Lentilles souples : hydrogel ou silicone hydrogel ?

Hydrogel ou silicone hydrogel ? Quelle lentille souple choisir lors de l’adaptation de nos patients ou bien quelle lentille peut répondre aux besoins des porteurs ? Le mode de vie, les facteurs environnementaux, l’utilisation croissante des outils numériques, la sécheresse oculaire, les problèmes allergiques peuvent altérer la stabilité du film lacrymal et le confort des lentilles, mais le choix du matériau reste primordial.

Pourquoi le choix de la lentille est-il important ? Afin de satisfaire le porteur : satisfaction visuelle et confort de port sont les gages d’une adaptation réussie. Rappelons que l’inconfort est l’une des principales causes d’abandon (un quart des porteurs abandonnent la première année).

Rappel sur les matériaux

Matériau hydrogel
L’hydrogel est un polymère capable de conserver une certaine quantité d’eau. Les lentilles en hydrogel sont classées en 4 groupes par la FDA (Food and Drug Administration), selon leur ionicité et leur teneur en eau. Plus celle-ci est importante, plus l’interaction avec les protéines des larmes est élevée.

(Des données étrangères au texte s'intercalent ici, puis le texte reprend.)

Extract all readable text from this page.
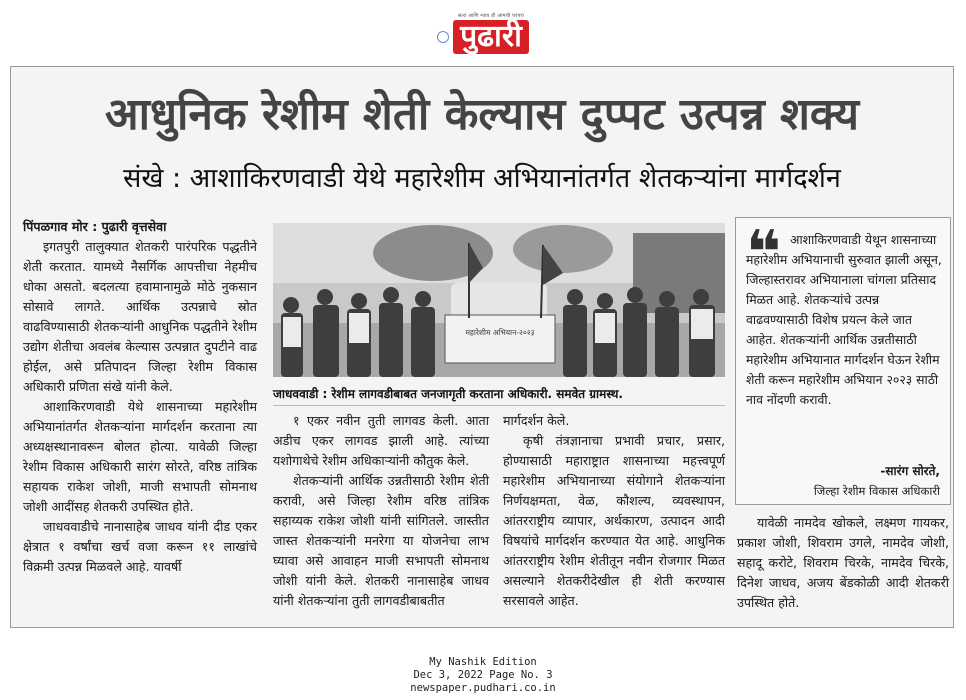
सत्य आणि न्याय ही आमची परंपरा
पुढारी
आधुनिक रेशीम शेती केल्यास दुप्पट उत्पन्न शक्य
संखे : आशाकिरणवाडी येथे महारेशीम अभियानांतर्गत शेतकऱ्यांना मार्गदर्शन
पिंपळगाव मोर : पुढारी वृत्तसेवा

इगतपुरी तालुक्यात शेतकरी पारंपरिक पद्धतीने शेती करतात. यामध्ये नैसर्गिक आपत्तीचा नेहमीच धोका असतो. बदलत्या हवामानामुळे मोठे नुकसान सोसावे लागते. आर्थिक उत्पन्नाचे स्रोत वाढविण्यासाठी शेतकऱ्यांनी आधुनिक पद्धतीने रेशीम उद्योग शेतीचा अवलंब केल्यास उत्पन्नात दुपटीने वाढ होईल, असे प्रतिपादन जिल्हा रेशीम विकास अधिकारी प्रणिता संखे यांनी केले.

आशाकिरणवाडी येथे शासनाच्या महारेशीम अभियानांतर्गत शेतकऱ्यांना मार्गदर्शन करताना त्या अध्यक्षस्थानावरून बोलत होत्या. यावेळी जिल्हा रेशीम विकास अधिकारी सारंग सोरते, वरिष्ठ तांत्रिक सहायक राकेश जोशी, माजी सभापती सोमनाथ जोशी आदींसह शेतकरी उपस्थित होते.

जाधववाडीचे नानासाहेब जाधव यांनी दीड एकर क्षेत्रात १ वर्षांचा खर्च वजा करून ११ लाखांचे विक्रमी उत्पन्न मिळवले आहे. यावर्षी

महारेशीम अभियान-२०२३
जाधववाडी : रेशीम लागवडीबाबत जनजागृती करताना अधिकारी. समवेत ग्रामस्थ.

१ एकर नवीन तुती लागवड केली. आता अडीच एकर लागवड झाली आहे. त्यांच्या यशोगाथेचे रेशीम अधिकाऱ्यांनी कौतुक केले.

शेतकऱ्यांनी आर्थिक उन्नतीसाठी रेशीम शेती करावी, असे जिल्हा रेशीम वरिष्ठ तांत्रिक सहाय्यक राकेश जोशी यांनी सांगितले. जास्तीत जास्त शेतकऱ्यांनी मनरेगा या योजनेचा लाभ घ्यावा असे आवाहन माजी सभापती सोमनाथ जोशी यांनी केले. शेतकरी नानासाहेब जाधव यांनी शेतकऱ्यांना तुती लागवडीबाबतीत

मार्गदर्शन केले.

कृषी तंत्रज्ञानाचा प्रभावी प्रचार, प्रसार, होण्यासाठी महाराष्ट्रात शासनाच्या महत्त्वपूर्ण महारेशीम अभियानाच्या संयोगाने शेतकऱ्यांना निर्णयक्षमता, वेळ, कौशल्य, व्यवस्थापन, आंतरराष्ट्रीय व्यापार, अर्थकारण, उत्पादन आदी विषयांचे मार्गदर्शन करण्यात येत आहे. आधुनिक आंतरराष्ट्रीय रेशीम शेतीतून नवीन रोजगार मिळत असल्याने शेतकरीदेखील ही शेती करण्यास सरसावले आहेत.

❝ आशाकिरणवाडी येथून शासनाच्या महारेशीम अभियानाची सुरुवात झाली असून, जिल्हास्तरावर अभियानाला चांगला प्रतिसाद मिळत आहे. शेतकऱ्यांचे उत्पन्न वाढवण्यासाठी विशेष प्रयत्न केले जात आहेत. शेतकऱ्यांनी आर्थिक उन्नतीसाठी महारेशीम अभियानात मार्गदर्शन घेऊन रेशीम शेती करून महारेशीम अभियान २०२३ साठी नाव नोंदणी करावी.
-सारंग सोरते,
जिल्हा रेशीम विकास अधिकारी

यावेळी नामदेव खोकले, लक्ष्मण गायकर, प्रकाश जोशी, शिवराम उगले, नामदेव जोशी, सहादू करोटे, शिवराम चिरके, नामदेव चिरके, दिनेश जाधव, अजय बेंडकोळी आदी शेतकरी उपस्थित होते.

My Nashik Edition
Dec 3, 2022 Page No. 3
newspaper.pudhari.co.in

Les évolutions du matériau HY ont consisté en l’incorporation d’agents mouillants et hydratants qui ont amélioré le confort de ces lentilles.
Nous citerons : le NVP (N-VinylPyrrolidone) – lentilles Soflens® 66 TORIC puis Soflens® 59 du laboratoire Bausch & Lomb –, le PEG (PolyÉthylèneGlycol) et le PVA (PolyVinylAlcohol) – lentilles Dailies AquaComfort Plus® du laboratoire Alcon –, et le PC (PhosphorylCholine) – lentilles Proclear® du laboratoire Coopervision.

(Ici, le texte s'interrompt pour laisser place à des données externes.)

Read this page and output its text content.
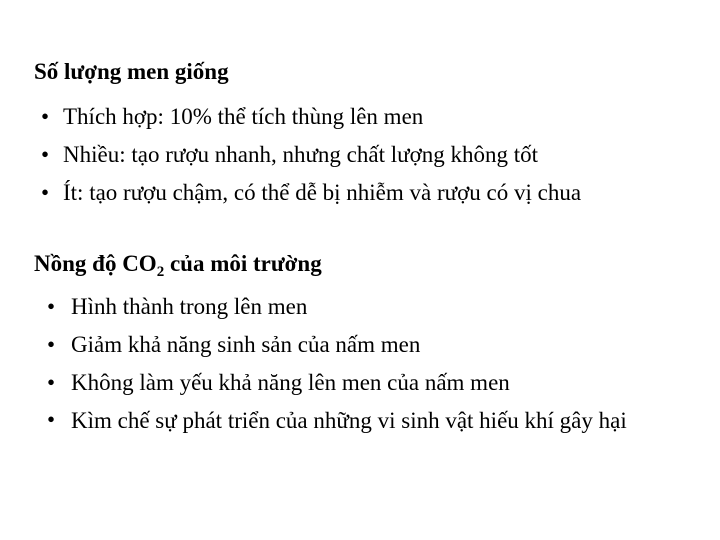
Số lượng men giống
• Thích hợp: 10% thể tích thùng lên men
• Nhiều: tạo rượu nhanh, nhưng chất lượng không tốt
• Ít: tạo rượu chậm, có thể dễ bị nhiễm và rượu có vị chua
Nồng độ $CO_2$ của môi trường
• Hình thành trong lên men
• Giảm khả năng sinh sản của nấm men
• Không làm yếu khả năng lên men của nấm men
• Kìm chế sự phát triển của những vi sinh vật hiếu khí gây hại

Matériau silicone hydrogel
Cette combinaison complexe a permis d’augmenter la transmissibilité à l’oxygène grâce à l’incorporation de silicone. Apparu à la fin des années 90, le silicone hydrogel a marqué un réel tournant dans l’adaptation des lentilles de contact. Le matériau a ainsi été rendu hydrophobe et lipophile, ce qui a permis le développement progressif des matériaux pour le renouvellement journalier.
Plusieurs technologies ont été utilisées pour améliorer le confort de ces lentilles, en utilisant l’adjonction d’agents mouillants et hydratants.
Nous citerons : La technologie Hydraclear® ou Hydraclear® Plus – lentilles Acuvue® Oasys du laboratoire J&J, MeniSilk™ – lentilles Miru du laboratoire Menicon –, HydraGlyde® (l’adjonction d’une molécule tensioactive hydratante, en modifiant la tension de surface, améliore la mouillabilité) – lentilles Air Optix Plus HydraGlyde® du laboratoire Alcon –, les technologies du gradient d’eau (avec augmentation progressive de la teneur en eau du centre vers la surface de la lentille) et SmarTears® (avec adjonction de PhosphatidylCholine dans la matrice) – lentilles Dailies TOTAL 1® du laboratoire Alcon.

Propriétés des matériaux

Pour choisir un matériau, il faut en connaître les propriétés. En effet, ces propriétés jouent un rôle essentiel dans l’impact du port des lentilles sur la surface oculaire.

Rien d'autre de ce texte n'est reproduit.